Feel undervalued? Here's How To Tell Your Partner?

Happy Valentine’s day, AWJP fam! Juancho is back here and we’re answering some of your burning questions about love, relationships, and everything in between that you’ve sent on Instagram. Whatever status you are in your love life, we’ve got you covered.

Do you find communication in a relationship easy? When does it begin to become difficult? 

I think it only gets hard when you kind of focus on your own thing. Try to understand and empathize your partner, your spouse, then it becomes easy.


What a general relationship needs is that we have Christ in the middle.Because if we don't have God in the middle, it would be impossible for us to reconcile. God is our referee all the time. And we say that with all reverence.Most of the time, by the grace of God alone, we get reconciled.

How do you tell the person that you love that you feel undervalued?

1) Choose the right time and place

Find a moment when both of you are relaxed and have time to talk without distractions. It's important to create a safe and comfortable environment for this conversation.

Do it in sandwich method:

2) Positive statement

Begin the conversation by highlighting something positive or expressing your love and appreciation for the person. This helps set a positive tone and shows that you value the relationship. For example, you could say, "I want to start by saying how much I love you and how grateful I am for our relationship. You bring so much joy into my life, and I appreciate all the love and support you give me."

3) Concern statement

This is where you address the issue of feeling undervalued. Be specific about the instances or situations that have caused you to feel this way.

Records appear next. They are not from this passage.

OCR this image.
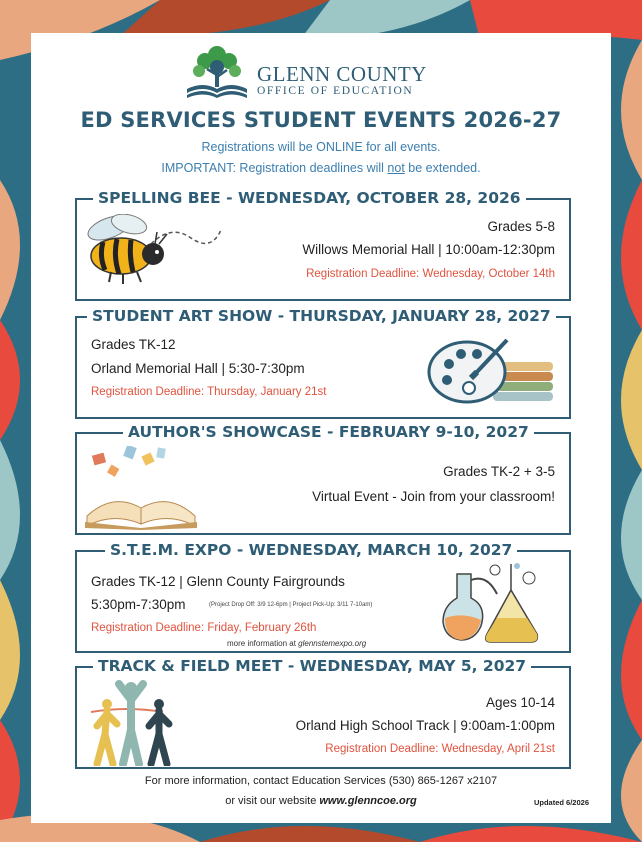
GLENN COUNTY
OFFICE OF EDUCATION
ED SERVICES STUDENT EVENTS 2026-27
Registrations will be ONLINE for all events.
IMPORTANT: Registration deadlines will not be extended.
SPELLING BEE - WEDNESDAY, OCTOBER 28, 2026
Grades 5-8
Willows Memorial Hall | 10:00am-12:30pm
Registration Deadline: Wednesday, October 14th
STUDENT ART SHOW - THURSDAY, JANUARY 28, 2027
Grades TK-12
Orland Memorial Hall | 5:30-7:30pm
Registration Deadline: Thursday, January 21st
AUTHOR'S SHOWCASE - FEBRUARY 9-10, 2027
Grades TK-2 + 3-5
Virtual Event - Join from your classroom!
S.T.E.M. EXPO - WEDNESDAY, MARCH 10, 2027
Grades TK-12 | Glenn County Fairgrounds
5:30pm-7:30pm	(Project Drop Off: 3/9 12-6pm | Project Pick-Up: 3/11 7-10am)
Registration Deadline: Friday, February 26th
more information at glennstemexpo.org
TRACK & FIELD MEET - WEDNESDAY, MAY 5, 2027
Ages 10-14
Orland High School Track | 9:00am-1:00pm
Registration Deadline: Wednesday, April 21st
For more information, contact Education Services (530) 865-1267 x2107
or visit our website www.glenncoe.org	Updated 6/2026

Use "I" statements to express your feelings without blaming or criticizing. For example, say, "Lately, I've noticed that there have been times when I've felt undervalued. It hurts when I don't feel acknowledged or appreciated for my efforts or contributions. I wanted to talk to you about this because our relationship is important to me, and I believe open communication is crucial."

4) Positive statement / Solution-oriented approach

After expressing your concern, end the conversation by focusing on positive aspects or offering potential solutions. This helps to maintain a constructive and hopeful atmosphere. For example, you could say, "I believe in our love, and I know we can work through this together. I think it would be helpful if we could find ways to better communicate our appreciation for each other. Maybe we could create a habit of expressing gratitude or plan quality time together to show how much we value each other. What do you think?"

Work towards a solution: Once you have expressed your feelings and needs, discuss potential solutions together. Brainstorm ways to improve the situation and find compromises that honor both parties' feelings.

Worth with the truth in your relationships.